People do not choose schools logically. If they did, they’d all choose your school, right?
Or, they’d all choose the most economical option they could find. But fortunately for them and for you, prospective students do not approach their decision this way.
Prospective students choose to enrol primarily because the education brand sparks an emotional response in them.
Then, they back up their gut choice with facts that support what they already decided they wanted. This is when information on financial aid, career development, and administrative details become critical.
But until the prospective student has made the emotional decision to enrol, those facts have little value for your audience.
To keep your school website content fresh, publish content that resonates with their emotions.
Feature student stories with which your audience will identify.
Write more about the challenges, fears, and dreams your audience has before introducing a program or initiative that would address those concerns.
Publish photos and videos with imagery that inspires your audience.
Use website design techniques that engage your audience aesthetically and compel them to action.
Lesson #4: Fresh content resonates emotionally with your audience, so don’t be afraid to dive into the emotional reasons that are bringing your audience to your school website.
School websites built to perform
It’s tempting to throw every new piece of information onto your website.
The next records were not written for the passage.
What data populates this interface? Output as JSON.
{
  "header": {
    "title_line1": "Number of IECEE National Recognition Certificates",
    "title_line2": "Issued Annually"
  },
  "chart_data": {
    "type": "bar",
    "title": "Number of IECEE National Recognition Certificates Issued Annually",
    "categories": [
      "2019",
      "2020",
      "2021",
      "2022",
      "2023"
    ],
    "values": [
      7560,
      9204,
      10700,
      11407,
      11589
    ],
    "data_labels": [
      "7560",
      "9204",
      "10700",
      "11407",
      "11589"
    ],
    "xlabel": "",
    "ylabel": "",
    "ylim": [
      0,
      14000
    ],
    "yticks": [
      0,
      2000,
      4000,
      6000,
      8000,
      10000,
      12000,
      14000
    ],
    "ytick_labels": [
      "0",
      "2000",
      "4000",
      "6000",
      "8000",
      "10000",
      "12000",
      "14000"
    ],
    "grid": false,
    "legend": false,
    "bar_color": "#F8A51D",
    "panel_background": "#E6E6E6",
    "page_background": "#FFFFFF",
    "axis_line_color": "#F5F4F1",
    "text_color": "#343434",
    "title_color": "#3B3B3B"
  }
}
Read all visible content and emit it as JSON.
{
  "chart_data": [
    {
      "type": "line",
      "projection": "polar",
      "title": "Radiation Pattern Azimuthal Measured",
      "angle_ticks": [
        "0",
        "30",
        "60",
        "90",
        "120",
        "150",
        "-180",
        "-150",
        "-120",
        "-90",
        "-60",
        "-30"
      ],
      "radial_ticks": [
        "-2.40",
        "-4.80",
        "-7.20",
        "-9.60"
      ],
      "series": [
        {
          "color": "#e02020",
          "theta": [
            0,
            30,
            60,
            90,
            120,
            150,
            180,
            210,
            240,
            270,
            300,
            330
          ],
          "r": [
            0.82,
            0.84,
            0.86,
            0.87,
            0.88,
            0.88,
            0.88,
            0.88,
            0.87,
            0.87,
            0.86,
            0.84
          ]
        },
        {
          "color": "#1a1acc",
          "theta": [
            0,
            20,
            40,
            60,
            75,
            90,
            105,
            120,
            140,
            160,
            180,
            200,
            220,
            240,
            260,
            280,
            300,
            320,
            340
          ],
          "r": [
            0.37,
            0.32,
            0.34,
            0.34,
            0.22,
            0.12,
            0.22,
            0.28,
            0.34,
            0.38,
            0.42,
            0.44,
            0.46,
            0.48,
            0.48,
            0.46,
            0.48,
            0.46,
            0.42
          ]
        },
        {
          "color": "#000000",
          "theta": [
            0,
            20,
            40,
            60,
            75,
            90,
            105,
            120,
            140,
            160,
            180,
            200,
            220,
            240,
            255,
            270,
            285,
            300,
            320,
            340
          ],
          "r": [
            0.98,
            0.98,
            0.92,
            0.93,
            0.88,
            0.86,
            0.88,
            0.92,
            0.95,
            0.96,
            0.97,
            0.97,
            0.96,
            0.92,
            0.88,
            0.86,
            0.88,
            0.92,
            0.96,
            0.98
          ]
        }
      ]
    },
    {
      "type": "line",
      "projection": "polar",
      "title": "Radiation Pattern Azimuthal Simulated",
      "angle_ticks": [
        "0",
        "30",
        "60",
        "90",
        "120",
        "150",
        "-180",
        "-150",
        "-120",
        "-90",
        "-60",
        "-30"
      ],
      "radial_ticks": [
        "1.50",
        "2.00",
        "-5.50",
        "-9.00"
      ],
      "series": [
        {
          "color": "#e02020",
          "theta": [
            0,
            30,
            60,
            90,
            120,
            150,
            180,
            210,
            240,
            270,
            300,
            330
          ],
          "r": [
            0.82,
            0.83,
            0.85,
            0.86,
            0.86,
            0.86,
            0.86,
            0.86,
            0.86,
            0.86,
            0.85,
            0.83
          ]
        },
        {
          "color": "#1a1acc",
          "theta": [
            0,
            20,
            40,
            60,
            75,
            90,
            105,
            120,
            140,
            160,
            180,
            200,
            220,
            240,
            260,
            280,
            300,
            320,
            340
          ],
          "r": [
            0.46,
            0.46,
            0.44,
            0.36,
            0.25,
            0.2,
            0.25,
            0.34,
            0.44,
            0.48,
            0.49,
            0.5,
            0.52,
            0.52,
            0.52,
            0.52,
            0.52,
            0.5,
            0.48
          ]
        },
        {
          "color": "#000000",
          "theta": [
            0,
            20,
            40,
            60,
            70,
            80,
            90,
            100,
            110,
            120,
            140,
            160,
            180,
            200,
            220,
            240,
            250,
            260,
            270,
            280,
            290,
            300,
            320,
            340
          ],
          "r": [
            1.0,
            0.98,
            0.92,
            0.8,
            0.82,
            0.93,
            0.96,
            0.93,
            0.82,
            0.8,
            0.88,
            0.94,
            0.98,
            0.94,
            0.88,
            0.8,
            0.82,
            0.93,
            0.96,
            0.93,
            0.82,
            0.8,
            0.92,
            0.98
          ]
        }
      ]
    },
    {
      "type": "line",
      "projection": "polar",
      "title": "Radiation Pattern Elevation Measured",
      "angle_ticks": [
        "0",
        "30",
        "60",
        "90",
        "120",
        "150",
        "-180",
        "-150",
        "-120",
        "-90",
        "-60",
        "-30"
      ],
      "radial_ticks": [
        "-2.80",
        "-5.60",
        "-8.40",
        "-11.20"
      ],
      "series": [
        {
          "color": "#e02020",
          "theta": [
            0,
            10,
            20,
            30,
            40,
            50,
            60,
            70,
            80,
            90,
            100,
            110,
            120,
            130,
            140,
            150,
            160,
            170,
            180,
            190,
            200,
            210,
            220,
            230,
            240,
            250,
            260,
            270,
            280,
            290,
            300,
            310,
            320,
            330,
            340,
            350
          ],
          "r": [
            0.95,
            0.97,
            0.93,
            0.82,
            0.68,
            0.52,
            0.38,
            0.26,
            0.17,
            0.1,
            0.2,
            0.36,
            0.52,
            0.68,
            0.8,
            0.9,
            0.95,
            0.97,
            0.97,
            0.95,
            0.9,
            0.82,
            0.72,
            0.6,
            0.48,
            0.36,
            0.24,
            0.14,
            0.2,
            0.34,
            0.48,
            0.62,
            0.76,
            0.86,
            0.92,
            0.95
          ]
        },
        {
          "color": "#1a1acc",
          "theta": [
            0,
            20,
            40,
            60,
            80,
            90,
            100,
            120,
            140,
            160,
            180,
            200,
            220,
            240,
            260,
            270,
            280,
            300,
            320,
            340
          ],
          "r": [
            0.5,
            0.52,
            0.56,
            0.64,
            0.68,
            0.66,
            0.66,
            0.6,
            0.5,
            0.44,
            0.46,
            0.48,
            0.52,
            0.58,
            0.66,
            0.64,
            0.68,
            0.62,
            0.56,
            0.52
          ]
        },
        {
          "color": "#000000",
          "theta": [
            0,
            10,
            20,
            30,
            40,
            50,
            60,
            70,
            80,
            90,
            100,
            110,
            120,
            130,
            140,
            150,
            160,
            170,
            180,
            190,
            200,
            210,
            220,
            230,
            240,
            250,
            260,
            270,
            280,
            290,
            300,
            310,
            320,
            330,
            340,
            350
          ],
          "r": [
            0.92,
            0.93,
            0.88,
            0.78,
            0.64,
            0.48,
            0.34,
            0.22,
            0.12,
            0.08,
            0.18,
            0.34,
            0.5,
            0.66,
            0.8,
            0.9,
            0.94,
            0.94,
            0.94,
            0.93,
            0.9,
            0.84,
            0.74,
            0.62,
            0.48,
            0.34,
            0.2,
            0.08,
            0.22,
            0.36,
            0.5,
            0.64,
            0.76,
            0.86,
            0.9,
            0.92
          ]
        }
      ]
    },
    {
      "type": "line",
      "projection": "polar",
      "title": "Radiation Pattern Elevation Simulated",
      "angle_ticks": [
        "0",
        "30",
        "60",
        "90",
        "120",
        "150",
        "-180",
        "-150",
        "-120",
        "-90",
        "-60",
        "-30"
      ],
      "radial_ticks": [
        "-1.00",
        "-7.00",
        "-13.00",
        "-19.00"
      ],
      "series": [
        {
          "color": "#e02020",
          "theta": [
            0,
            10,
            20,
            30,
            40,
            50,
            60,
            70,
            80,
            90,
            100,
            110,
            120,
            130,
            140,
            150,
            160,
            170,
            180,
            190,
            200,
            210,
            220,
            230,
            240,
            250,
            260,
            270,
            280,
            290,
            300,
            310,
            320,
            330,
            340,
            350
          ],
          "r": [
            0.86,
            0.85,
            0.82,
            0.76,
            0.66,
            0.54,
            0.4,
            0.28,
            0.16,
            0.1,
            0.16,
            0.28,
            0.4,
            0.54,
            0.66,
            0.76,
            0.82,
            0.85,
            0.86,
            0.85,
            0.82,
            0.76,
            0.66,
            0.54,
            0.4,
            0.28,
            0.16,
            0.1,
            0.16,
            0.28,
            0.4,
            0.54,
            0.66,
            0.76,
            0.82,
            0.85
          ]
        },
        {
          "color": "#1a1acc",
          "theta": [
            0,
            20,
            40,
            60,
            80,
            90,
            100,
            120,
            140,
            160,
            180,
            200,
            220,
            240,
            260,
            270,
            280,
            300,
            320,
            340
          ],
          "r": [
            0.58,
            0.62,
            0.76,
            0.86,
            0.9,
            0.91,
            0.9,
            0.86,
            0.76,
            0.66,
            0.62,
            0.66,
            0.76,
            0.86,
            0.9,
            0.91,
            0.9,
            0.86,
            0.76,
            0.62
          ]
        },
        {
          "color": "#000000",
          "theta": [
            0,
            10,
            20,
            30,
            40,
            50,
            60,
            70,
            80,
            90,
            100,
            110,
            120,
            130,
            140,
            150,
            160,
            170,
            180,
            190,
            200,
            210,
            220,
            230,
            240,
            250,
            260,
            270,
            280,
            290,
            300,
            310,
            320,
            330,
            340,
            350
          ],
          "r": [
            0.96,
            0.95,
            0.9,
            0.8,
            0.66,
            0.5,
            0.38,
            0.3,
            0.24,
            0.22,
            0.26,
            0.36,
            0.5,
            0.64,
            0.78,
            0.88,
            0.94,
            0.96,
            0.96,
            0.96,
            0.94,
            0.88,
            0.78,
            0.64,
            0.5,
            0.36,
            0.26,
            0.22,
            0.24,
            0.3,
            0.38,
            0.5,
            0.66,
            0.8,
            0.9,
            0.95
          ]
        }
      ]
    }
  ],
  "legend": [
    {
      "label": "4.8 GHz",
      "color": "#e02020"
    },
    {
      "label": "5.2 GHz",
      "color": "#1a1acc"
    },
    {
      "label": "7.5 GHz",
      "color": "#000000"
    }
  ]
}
Google favours updated websites, and creating fresh, engaging content can drain resources, so why not?
Because you need your website to perform.
School websites do not exist to win awards, post the latest news, or sport the latest in Internet technology. (Although they can certainly do all of those things!)
School websites exist to fill your enrolment pipeline with qualified prospective student and parent leads and to communicate the overall brand of the school.
Therefore, all content you create and publish to your school’s website should focus on both attracting and converting the target audience into believers in the brand, and in turn, full-time students at your school.
Resist the temptation to publish an announcement just because it’s a new piece of information.